Какого черта он эту глупость сделал! Заглушил родной язык! Да, испугался, да, мог себя выдать, а Густав наверняка искал бы виновных. Для него плохо бы все закончилось, тем более он был без сил. Не защититься. Да и припомнили бы еще и взрыв Варлаамовой башни… Хорошо, хватит ломать руки. Что сделано, то сделано. Надо придумать, как найти грамотного человека, или хотя бы знающего иностранный язык. Хоть латынь!
В это время в избу вошла Марьяна, неся в руке ведро молока. Посмотрела в его сторону, поставила ведро, оттерла лоб и спросила:
— Проснулся, немец? Сейчас каша поспеет, поешь. Ежели по нужде надо, то это на улице, вставай, покажу.
Улица, это хорошо, церковные главы далеко видны, ясно будет, куда идти, когда Марьяна по делам уйдет.
Он поднялся, и пошел за манящей его за собой женщиной. Она показала на кривоватую будку в дальнем углу двора, почти незаметную за кустами ивы. Марьяна еще покивала, указывая на нее, и пошла в дом. Пришлось доползти до будки. Сил почти не было. Так он и до церкви не доползет, хотя вот ее маковка, недалеко. Но это отсюда, в сколько надо улиц пройти! И дорогу не спросишь! Пополз обратно в избу. Странно. Вроде Марьяна говорила про детей, а он ни одного не видел. Правда, вчера он спал, а утром дети могли куда-то убежать. С детьми он смог бы договориться. Они лучше взрослых жесты понимают. Да хоть картинку бы нарисовал! В избе сел на свою лавку, прислонился к стене. Тошно было, хоть волком вой! Хозяйка положила в миску кашу, подлила молока, жестом пригласила за стол. Поел. Гречка, с молоком самое то. После еды потянуло в сон. Он несколько минут пытался бороться, но потом сдался, лег и заснул. Проснулся от того, что почувствовал чужое присутствие. Открыл глаза, осмотрелся. За столом сидели двое мальчишек, погодки. Смотрели на его недружелюбно. Младший вдруг толкнул старшего.

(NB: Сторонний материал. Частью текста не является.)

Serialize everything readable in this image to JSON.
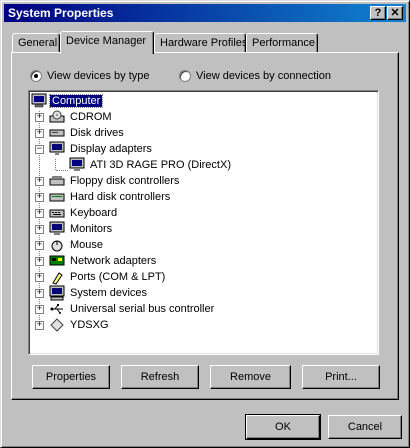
{
  "window": {
    "title": "System Properties"
  },
  "titlebar": {
    "help": "?",
    "close": "✕"
  },
  "tabs": [
    {
      "label": "General"
    },
    {
      "label": "Device Manager",
      "active": true
    },
    {
      "label": "Hardware Profiles"
    },
    {
      "label": "Performance"
    }
  ],
  "view_options": {
    "by_type": {
      "label": "View devices by type",
      "checked": true
    },
    "by_connection": {
      "label": "View devices by connection",
      "checked": false
    }
  },
  "tree": {
    "root": {
      "label": "Computer",
      "icon": "computer-icon",
      "selected": true
    },
    "items": [
      {
        "label": "CDROM",
        "icon": "cdrom-icon",
        "expander": "+"
      },
      {
        "label": "Disk drives",
        "icon": "disk-drive-icon",
        "expander": "+"
      },
      {
        "label": "Display adapters",
        "icon": "display-adapter-icon",
        "expander": "−"
      },
      {
        "label": "Floppy disk controllers",
        "icon": "floppy-controller-icon",
        "expander": "+"
      },
      {
        "label": "Hard disk controllers",
        "icon": "hard-disk-controller-icon",
        "expander": "+"
      },
      {
        "label": "Keyboard",
        "icon": "keyboard-icon",
        "expander": "+"
      },
      {
        "label": "Monitors",
        "icon": "monitor-icon",
        "expander": "+"
      },
      {
        "label": "Mouse",
        "icon": "mouse-icon",
        "expander": "+"
      },
      {
        "label": "Network adapters",
        "icon": "network-adapter-icon",
        "expander": "+"
      },
      {
        "label": "Ports (COM & LPT)",
        "icon": "ports-icon",
        "expander": "+"
      },
      {
        "label": "System devices",
        "icon": "system-devices-icon",
        "expander": "+"
      },
      {
        "label": "Universal serial bus controller",
        "icon": "usb-icon",
        "expander": "+"
      },
      {
        "label": "YDSXG",
        "icon": "ydsxg-icon",
        "expander": "+"
      }
    ],
    "child": {
      "label": "ATI 3D RAGE PRO (DirectX)",
      "icon": "monitor-icon",
      "parent": "Display adapters"
    }
  },
  "actions": {
    "properties": "Properties",
    "refresh": "Refresh",
    "remove": "Remove",
    "print": "Print..."
  },
  "footer": {
    "ok": "OK",
    "cancel": "Cancel"
  }
}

— Смотри, Афонька, Марьяна ему батькин армяк отдала! Эй, это отца нашего армяк!
— Цыц, Мишка, Он тебя все равно не понимает. Марьяна сказала, поживет у нас, пока за него выкуп не пришлют. По одежке он из богатой семьи.
— Сам цыц. Они батьку убили, а он его армяк носит!
— Хватит, давай уроки делать, пока светло. А то опять накалякаешь грязно, отец Афиноген опять высечет как неряху. Садись, рисуй свои крючочки, а мне надо начало главы из библии переписать. Это посложнее твоих прописей.
— «Так — прикинул Михаил — эти двое учатся в школе при церкви, значит, могут священнику записку передать. Только на чем писать»?
И тут ему повезло. Младший, тезка, посадил большую кляксу на страницу и заплакал
— Ну все, мелкий, ты попал! Готовь зад, завтра его полировать будут. — ехидно заявил старший, — Ладно, покрою тебя, бери чистый листок. Если что, скажу, что Марьяна попросила бумажку, поминальную записку написать. И что я сам ей писал. Да вторую часть листа, чистую, спрячь, пригодится. Я закончил, пошел на улицу, а ты рисуй свои закорючки! — И вышел из избы.
Михаил приподнялся, посмотрел на мальчишку, старательно выводящего крючочки. Посмотрел на облезлое перо, которое тот держал в руке, и понял причину, почему у него не получается писать чисто. Перо было заточено отвратительно! Надо бы помочь, но мальчишка настроен категорически против него. Но, все-таки он решился. Сел на лавке, мальчишка старательно, высунув язык продолжал писать перо скрипело, рвало бумагу, и, наконец, прорвало в ней дыру. Парень хлопнул по столу рукой и выругался не по детски. Михаил покачал головой, потом мягко взял перо из рук мальчишки, снова покачал головой, и показал на его острие. Жестом показал, как будто точит его кончик.
— Плохо заточил? — с надеждой спросил мальчишка. Михаил кивнул.
— Я не умею, а Афонька только обещает научить, и не учит. Покажешь? — Михаил кивнул.